There’s also rambutan out on the streets now. I grew up eating these in the Philippines, so I was taken aback when half a pound, about 6 pieces, cost $3.75. They taste like lychee, only the red leathery skin is surrounded by soft spikes or hair. In Malay, rambut means hair. If it’s the right time, the flesh is sweet and juicy and it comes off the seed easily when you eat it, avoiding the bitter soft bark that covers that seed. Since we’re speaking of cocktails, it’s great to have one at the bottom of a martini glass–sans the spiny skin, of course.

Searching For a Good Taco: Upper West Side

For my first search for a good taco, I decided to stay on Amsterdam Avenue and the upper west side, specifically from 100th to 145th Streets. I started on 100th mainly because I wanted to hit a favorite spot on 108th but also because I wanted to end up at Jesus’ Tacos near my apartment, a small store that shares space with Twin Donut. Every time I pass by, I chuckle at the name and I knew that someday, I’m going to have to buy something from there. (Of course, it’s more likely pronounced as Heh-sus than Gee-sus but that’s not as funny.)

I was alone and I immediately found out that two tacos were my limit, maybe three if I pick on the filling and skip the tortilla, so I kept it down to ordering chorizo or ground pork tacos. At the stores where they didn’t carry the pork kind, I either bought beef, goat or chicken. I also didn’t spend more than $2.50 on each taco, the cheapest being two dollars. As for selecting which ones to go to, I looked around as I made my way up Amsterdam Avenue and went in to every store, restaurant and bodega that had an awning painted with the Mexican flag colors and had, well, “tacos” or “Mexican food” plastered on the windows. Banderitas, loud Spanish music or television and a picture of the Lady of Guadalupe were all big pluses.

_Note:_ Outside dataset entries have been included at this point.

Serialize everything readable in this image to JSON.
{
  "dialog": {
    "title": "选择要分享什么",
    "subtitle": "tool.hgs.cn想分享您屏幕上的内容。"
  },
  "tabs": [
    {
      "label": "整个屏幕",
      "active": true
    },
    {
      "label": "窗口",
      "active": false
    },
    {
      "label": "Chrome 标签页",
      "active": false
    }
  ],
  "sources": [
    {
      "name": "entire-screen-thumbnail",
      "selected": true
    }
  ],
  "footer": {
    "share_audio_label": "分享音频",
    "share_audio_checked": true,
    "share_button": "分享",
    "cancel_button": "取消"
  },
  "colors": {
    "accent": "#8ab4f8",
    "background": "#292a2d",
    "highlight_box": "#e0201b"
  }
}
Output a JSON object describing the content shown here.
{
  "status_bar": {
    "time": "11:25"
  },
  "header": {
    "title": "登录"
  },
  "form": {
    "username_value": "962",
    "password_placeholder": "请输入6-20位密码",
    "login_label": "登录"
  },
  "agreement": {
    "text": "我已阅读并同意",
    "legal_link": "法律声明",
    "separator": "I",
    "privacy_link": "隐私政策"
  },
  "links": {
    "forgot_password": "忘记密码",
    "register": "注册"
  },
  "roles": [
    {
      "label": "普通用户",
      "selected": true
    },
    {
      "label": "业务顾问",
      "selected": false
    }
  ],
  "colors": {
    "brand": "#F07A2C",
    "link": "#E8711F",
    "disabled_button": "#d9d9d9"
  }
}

Noche, 852 Amsterdam Avenue between 101st and 102nd Streets, 212/662.6900

Italian Mexican, 886 Amsterdam Avenue between 102nd and 103rd Streets, 212/316.1427

Los Paisas, 890 Amsterdam Avenue between 103rd and 104th Streets, 212/961.1263

Taqueria y Fonda, 968 Amsterdam Avenue between 107th and 108th Streets, 212/531.0383

Yuca Mexican Products, 1345-49 Amsterdam Avenue corner of 125th Street

Cielito Lindo, 1354 Amsterdam Avenue between 125th and 126th Streets, 212/222.0938

Mex Juquila, 1486 Amsterdam Avenue between 133rd and 134th Streets, 212/694.7142

Jesus’ Taco, 501 West 145th Street on Amsterdam Avenue, 212/234.3330

The verdict: chorizo tacos are indistinguishable; ground pork is ground pork. What makes a difference is how the chorizo is cooked and how the taco is prepared. My favorite was the chorizo taco from Taqueria y Fonda between 107th and 108th Streets because the bits and pieces of pork were grilled, crunchy and toasted. Even the onions were grilled so they added some sweetness to the flavor. Their salsa also came with small pieces of avocado and finding each one was a nice surprise. The chorizo from Cielito Lindo between 125th and 126th Streets came in a close second. They actually cut a sausage into smaller pieces; crunchy chorizo skin is always a plus.

As for the non-chorizo tacos, the goat from Yuca was great and the huge peppers were a nice touch. The chicken from Mex Juquila was pretty much like how white meat tastes: boring and unexciting. Between the two beef tacos I got, I liked the one from Noche better than the ungodly experience at Jesus’.